窦四垂涎她许久了,奈何婆娘看得紧,一直都不敢做什么。
这会儿石婆子不在家,窦四仗着酒劲儿,盯着温韶晴久了,龌龊的心思蠢蠢欲动,一步步朝着她靠过去,从背后一下子搂住了她。
这一下给温韶晴吓得不轻,险些尖叫出声,却被窦四一把捂住了嘴,大着舌头凑到她跟前道:“乖晴儿,你要是从了我,就再也不用干这些粗活了,怎么样?”
温韶晴被他身上那股混了酒气的汗臭味熏的几欲呕吐,正想破口大骂,却陡然想到了什么,眼珠一转,到了嘴边的话硬生生变成了:“大伯又喝多了,仔细大娘回来骂你。”
窦四闻言把眼一瞪:“她个婆娘敢!”
温韶晴道:“我去给大伯煮一碗醒酒汤来吧,大娘闻不着酒气,自然不会说什么。”
她一面说,一面冲着窦四娇俏一笑,她本来长得就美,从前见到他就只知道躲,这一下只勾的窦四心痒痒,一晃神就给她跑了。
温韶晴有意无意的改变了对窦四的态度,从最初的抗拒,慢慢变成欲拒还迎,总是挑着石婆子不注意的时候,给窦四流露那么点意思,却总不让他捞着实际上的好处,弄的窦四心痒难耐。
这阵子渐渐到了田间农忙的时候,窦四每年这时候总有那么几天住在田庄上不回家的,这日里窦四早上离家前同石婆子打了招呼,说要去田庄上住几日。
温韶晴就在院里听着,等窦四出了门,她借口上山捡柴背上竹篓也跟着出了门,小跑着追上了窦四,远远喊道:“大伯……”
窦四这几日给她撩拨的差不多,这会儿一见她追上来就面露喜色,莫不是终于能上手了不成?
果然温韶晴红着脸停在离他远远的地方道:“大伯要去田庄上,得有几日不回家,晴儿见不到大伯,怕是会想的很……”
她声音小小的,却又恰好能让窦四听清楚。
窦四老油条了,自然明白她这话的意思,两眼放光,舔着嘴唇问道:“那你说怎么办?”一边说还一边往她身前凑。
温韶晴低着头后退几步,就在竹篓底下拍了三下,转身跑了。
窦四站在原地回味了半晌,盯着她纤细苗条的身影渐渐跑远,消失不见,喜滋滋露着一口大黄牙也走了。
回家的时候,温韶晴特意绕了远路,她要去确认一件事,才能放心。
天色渐渐擦黑,刚用完晚饭,温韶晴就故意去石婆子跟前道:“大娘,我有些不舒服,晚上想早些休息。”

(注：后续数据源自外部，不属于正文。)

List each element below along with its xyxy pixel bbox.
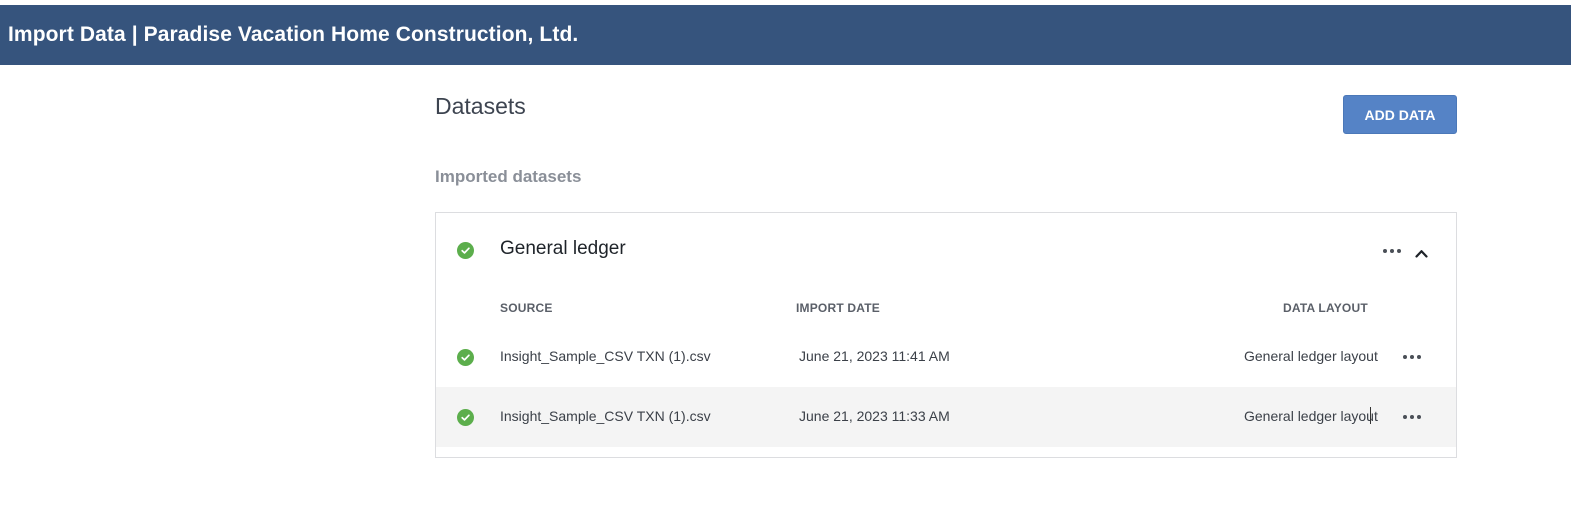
column-header-data-layout: DATA LAYOUT — [1283, 301, 1368, 315]
text-cursor — [1370, 407, 1371, 424]
dataset-more-options-icon[interactable] — [1383, 249, 1401, 253]
row-more-options-icon[interactable] — [1403, 415, 1421, 419]
table-row[interactable]: Insight_Sample_CSV TXN (1).csv June 21, … — [436, 387, 1456, 447]
top-header-bar: Import Data | Paradise Vacation Home Con… — [0, 5, 1571, 65]
success-check-icon — [457, 409, 474, 426]
row-import-date: June 21, 2023 11:41 AM — [799, 348, 950, 364]
table-row[interactable]: Insight_Sample_CSV TXN (1).csv June 21, … — [436, 327, 1456, 387]
success-check-icon — [457, 242, 474, 259]
row-import-date: June 21, 2023 11:33 AM — [799, 408, 950, 424]
dataset-title: General ledger — [500, 238, 626, 259]
row-more-options-icon[interactable] — [1403, 355, 1421, 359]
row-data-layout: General ledger layout — [1244, 408, 1378, 424]
imported-datasets-label: Imported datasets — [435, 167, 582, 186]
column-header-source: SOURCE — [500, 301, 553, 315]
row-source: Insight_Sample_CSV TXN (1).csv — [500, 408, 711, 424]
column-header-import-date: IMPORT DATE — [796, 301, 880, 315]
row-data-layout: General ledger layout — [1244, 348, 1378, 364]
success-check-icon — [457, 349, 474, 366]
datasets-heading: Datasets — [435, 93, 526, 119]
row-source: Insight_Sample_CSV TXN (1).csv — [500, 348, 711, 364]
dataset-card-general-ledger: General ledger SOURCE IMPORT DATE DATA L… — [435, 212, 1457, 458]
chevron-up-icon[interactable] — [1415, 245, 1428, 263]
page-title: Import Data | Paradise Vacation Home Con… — [8, 23, 579, 46]
add-data-button[interactable]: ADD DATA — [1343, 95, 1457, 134]
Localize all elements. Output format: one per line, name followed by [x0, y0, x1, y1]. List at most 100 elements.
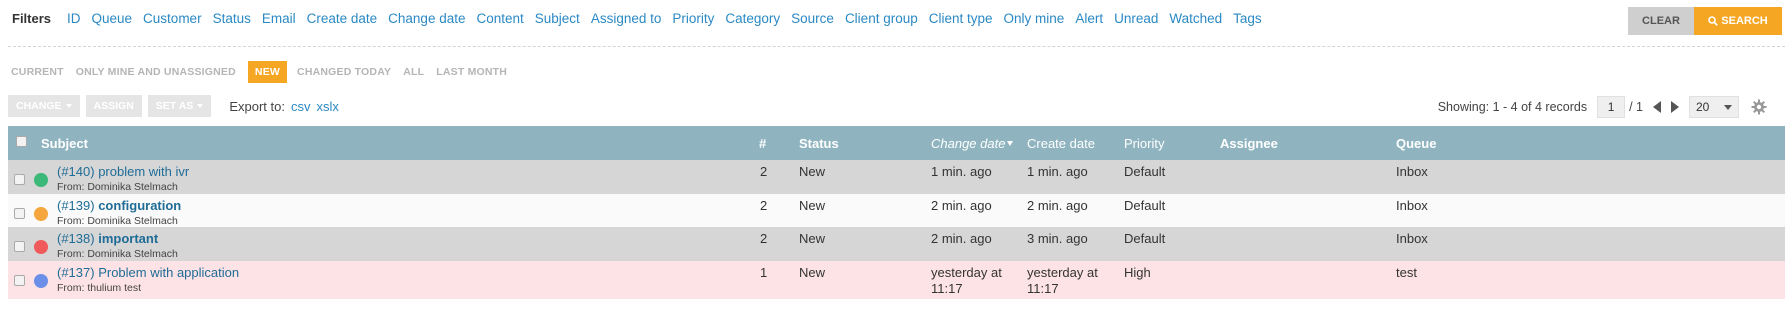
table-header: Subject # Status Change date Create date…	[8, 126, 1785, 160]
select-all-checkbox[interactable]	[16, 136, 27, 147]
chevron-down-icon	[1724, 104, 1732, 110]
table-row[interactable]: (#140) problem with ivr From: Dominika S…	[8, 160, 1785, 194]
ticket-create-date: yesterday at 11:17	[1027, 265, 1098, 297]
row-checkbox[interactable]	[14, 274, 25, 286]
ticket-status: New	[799, 197, 826, 213]
search-button[interactable]: SEARCH	[1694, 7, 1782, 35]
filter-link-assigned-to[interactable]: Assigned to	[591, 11, 662, 26]
column-subject[interactable]: Subject	[41, 136, 88, 151]
tab-only-mine-and-unassigned[interactable]: ONLY MINE AND UNASSIGNED	[76, 62, 236, 82]
ticket-subject-link[interactable]: (#139) configuration	[57, 198, 181, 213]
row-checkbox[interactable]	[14, 174, 25, 185]
per-page-select[interactable]: 20	[1689, 96, 1739, 118]
row-checkbox[interactable]	[14, 241, 25, 252]
ticket-count: 2	[760, 197, 768, 213]
next-page-icon[interactable]	[1671, 101, 1679, 113]
column-priority[interactable]: Priority	[1124, 136, 1164, 151]
tab-last-month[interactable]: LAST MONTH	[436, 62, 507, 82]
column-status[interactable]: Status	[799, 136, 839, 151]
filters-label: Filters	[12, 11, 52, 26]
filter-link-content[interactable]: Content	[476, 11, 523, 26]
filter-link-priority[interactable]: Priority	[672, 11, 714, 26]
filters-divider	[8, 46, 1785, 47]
tab-new[interactable]: NEW	[247, 61, 288, 83]
ticket-count: 2	[760, 164, 768, 179]
assign-button[interactable]: ASSIGN	[85, 95, 142, 117]
export-xlsx-link[interactable]: xslx	[316, 99, 338, 114]
page-total: / 1	[1629, 100, 1643, 114]
ticket-queue: Inbox	[1396, 197, 1428, 213]
filter-link-queue[interactable]: Queue	[92, 11, 133, 26]
table-row[interactable]: (#138) important From: Dominika Stelmach…	[8, 227, 1785, 261]
column-number[interactable]: #	[759, 136, 766, 151]
filter-link-client-type[interactable]: Client type	[929, 11, 993, 26]
table-row[interactable]: (#139) configuration From: Dominika Stel…	[8, 193, 1785, 227]
ticket-change-date: 2 min. ago	[931, 197, 992, 213]
filter-link-unread[interactable]: Unread	[1114, 11, 1158, 26]
pager: Showing: 1 - 4 of 4 records / 1 20	[1438, 95, 1767, 119]
gear-icon[interactable]	[1751, 99, 1767, 115]
export-csv-link[interactable]: csv	[291, 99, 311, 114]
ticket-priority: Default	[1124, 197, 1166, 213]
filter-link-watched[interactable]: Watched	[1169, 11, 1222, 26]
ticket-subject: Problem with application	[98, 264, 240, 280]
filters-bar: Filters ID Queue Customer Status Email C…	[0, 0, 1785, 46]
change-button[interactable]: CHANGE	[8, 95, 80, 117]
ticket-status: New	[799, 164, 826, 179]
ticket-subject-link[interactable]: (#140) problem with ivr	[57, 164, 189, 179]
column-change-date[interactable]: Change date	[931, 136, 1014, 151]
tab-current[interactable]: CURRENT	[11, 62, 64, 82]
filter-link-email[interactable]: Email	[262, 11, 296, 26]
ticket-from: From: Dominika Stelmach	[57, 181, 178, 193]
filter-link-customer[interactable]: Customer	[143, 11, 202, 26]
filter-link-create-date[interactable]: Create date	[307, 11, 378, 26]
ticket-change-date: yesterday at 11:17	[931, 265, 1002, 297]
ticket-from: From: Dominika Stelmach	[57, 248, 178, 260]
ticket-create-date: 2 min. ago	[1027, 197, 1088, 213]
filter-link-id[interactable]: ID	[67, 11, 81, 26]
chevron-down-icon	[65, 104, 72, 108]
filter-link-status[interactable]: Status	[213, 11, 251, 26]
status-dot	[34, 240, 48, 254]
filter-link-change-date[interactable]: Change date	[388, 11, 465, 26]
ticket-id: (#139)	[57, 197, 95, 213]
ticket-create-date-line1: yesterday at	[1027, 264, 1098, 280]
search-icon	[1708, 16, 1719, 26]
filter-links: ID Queue Customer Status Email Create da…	[67, 11, 1273, 26]
filter-link-client-group[interactable]: Client group	[845, 11, 918, 26]
row-checkbox[interactable]	[14, 207, 25, 219]
filter-link-source[interactable]: Source	[791, 11, 834, 26]
column-assignee[interactable]: Assignee	[1220, 136, 1278, 151]
ticket-subject: configuration	[98, 197, 182, 213]
ticket-create-date: 3 min. ago	[1027, 231, 1088, 246]
tab-all[interactable]: ALL	[403, 62, 424, 82]
table-row[interactable]: (#137) Problem with application From: th…	[8, 260, 1785, 299]
set-as-button-label: SET AS	[155, 100, 194, 112]
per-page-value: 20	[1696, 100, 1710, 114]
ticket-status: New	[799, 231, 826, 246]
filter-link-tags[interactable]: Tags	[1233, 11, 1262, 26]
set-as-button[interactable]: SET AS	[147, 95, 212, 117]
filter-link-subject[interactable]: Subject	[535, 11, 580, 26]
ticket-id: (#138)	[57, 231, 95, 246]
export-label: Export to:	[229, 98, 285, 114]
ticket-queue: Inbox	[1396, 231, 1428, 246]
previous-page-icon[interactable]	[1653, 101, 1661, 113]
column-create-date[interactable]: Create date	[1027, 136, 1095, 151]
chevron-down-icon	[197, 104, 204, 108]
tab-changed-today[interactable]: CHANGED TODAY	[297, 62, 391, 82]
ticket-subject-link[interactable]: (#137) Problem with application	[57, 265, 239, 280]
filter-link-category[interactable]: Category	[725, 11, 780, 26]
filter-link-only-mine[interactable]: Only mine	[1004, 11, 1065, 26]
page-number-input[interactable]	[1597, 96, 1626, 118]
ticket-change-date-line2: 11:17	[931, 280, 963, 296]
ticket-change-date-line1: yesterday at	[931, 264, 1002, 280]
filter-link-alert[interactable]: Alert	[1075, 11, 1103, 26]
ticket-count: 1	[760, 264, 768, 280]
column-queue[interactable]: Queue	[1396, 136, 1436, 151]
ticket-subject-link[interactable]: (#138) important	[57, 231, 158, 246]
action-row: CHANGE ASSIGN SET AS Export to: csv xslx	[8, 95, 339, 117]
status-dot	[34, 173, 48, 187]
clear-button[interactable]: CLEAR	[1628, 7, 1694, 35]
ticket-subject: problem with ivr	[98, 164, 190, 179]
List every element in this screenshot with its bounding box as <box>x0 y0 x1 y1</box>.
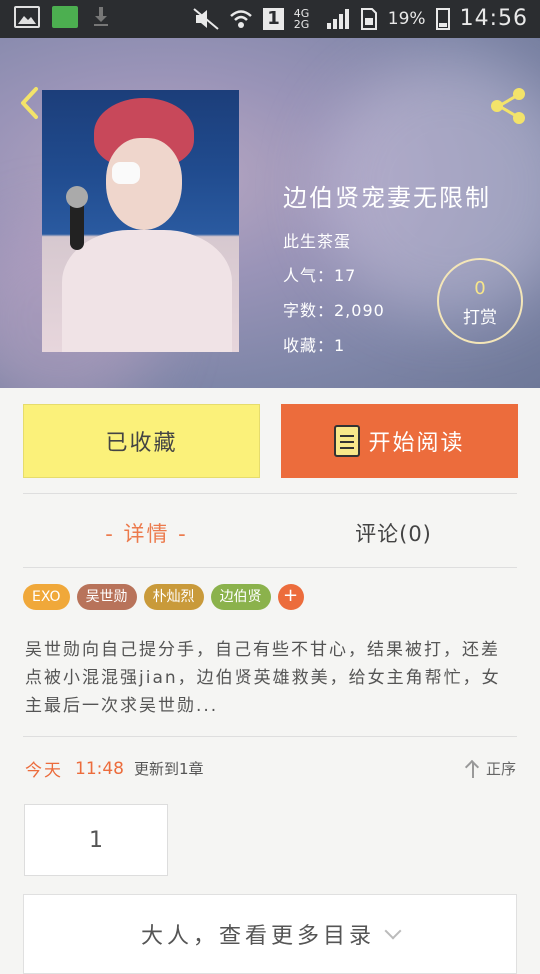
book-author[interactable]: 此生茶蛋 <box>283 228 351 252</box>
tip-button[interactable]: 0 打赏 <box>437 258 523 344</box>
update-day: 今天 <box>25 761 63 781</box>
book-cover-image[interactable] <box>42 90 239 352</box>
divider <box>23 493 517 494</box>
divider <box>23 567 517 568</box>
update-text: 更新到1章 <box>134 760 204 778</box>
battery-icon <box>435 7 450 30</box>
chapter-item[interactable]: 1 <box>24 804 168 876</box>
divider <box>23 736 517 737</box>
tag-item[interactable]: 边伯贤 <box>210 584 271 610</box>
book-title: 边伯贤宠妻无限制 <box>283 184 491 212</box>
add-tag-button[interactable]: + <box>277 584 304 610</box>
wifi-icon <box>230 9 253 28</box>
sort-order-label: 正序 <box>485 760 516 778</box>
status-bar: 1 4G 2G 19% 14:56 <box>0 0 540 38</box>
chevron-down-icon <box>384 922 402 940</box>
app-notification-icon <box>52 6 78 28</box>
favorited-button-label: 已收藏 <box>105 431 178 456</box>
tab-detail[interactable]: - 详情 - <box>23 500 270 566</box>
tag-item[interactable]: EXO <box>23 584 70 610</box>
favorited-button[interactable]: 已收藏 <box>23 404 260 478</box>
update-info: 今天 11:48 更新到1章 <box>25 756 204 782</box>
chapter-number: 1 <box>89 827 103 853</box>
signal-icon <box>326 8 349 29</box>
book-favorites: 收藏：1 <box>283 336 346 355</box>
tab-comments[interactable]: 评论(0) <box>270 500 517 566</box>
book-description[interactable]: 吴世勋向自己提分手，自己有些不甘心，结果被打，还差点被小混混强jian，边伯贤英… <box>25 636 515 720</box>
arrow-up-icon <box>466 760 480 778</box>
update-time: 11:48 <box>75 758 124 779</box>
sim-card-icon <box>360 7 377 30</box>
mute-icon <box>193 7 219 30</box>
more-catalog-button[interactable]: 大人，查看更多目录 <box>23 894 517 974</box>
network-type: 4G 2G <box>293 6 310 31</box>
sort-order-button[interactable]: 正序 <box>466 758 516 779</box>
status-bar-notifications <box>14 6 116 28</box>
download-icon <box>90 6 116 28</box>
book-popularity: 人气：17 <box>283 266 357 285</box>
share-button[interactable] <box>488 86 528 126</box>
status-bar-system: 1 4G 2G 19% 14:56 <box>193 6 528 31</box>
start-reading-button[interactable]: 开始阅读 <box>281 404 518 478</box>
more-catalog-label: 大人，查看更多目录 <box>140 924 375 949</box>
book-icon <box>334 425 361 457</box>
book-word-count: 字数：2,090 <box>283 301 385 320</box>
clock: 14:56 <box>459 6 528 31</box>
tag-list: EXO 吴世勋 朴灿烈 边伯贤 + <box>23 584 304 610</box>
start-reading-label: 开始阅读 <box>368 431 465 456</box>
gallery-icon <box>14 6 40 28</box>
sim-indicator: 1 <box>263 7 284 30</box>
tip-count: 0 <box>474 278 486 299</box>
tag-item[interactable]: 朴灿烈 <box>143 584 204 610</box>
battery-percent: 19% <box>387 8 426 29</box>
tag-item[interactable]: 吴世勋 <box>76 584 137 610</box>
tip-label: 打赏 <box>463 308 497 328</box>
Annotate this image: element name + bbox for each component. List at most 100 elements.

石婆子意外的没骂她娇气,反倒很痛快就答应了:“知道了知道了,你要去就去,这点小破事也来烦老娘。”
瞧那样子,像是巴不得温韶晴早早的回房睡觉一样。
温韶晴心中有数,回房吹灭了蜡烛,却并不脱衣服躺下,透过破败的窗棱坐在床头抱着双膝数时辰。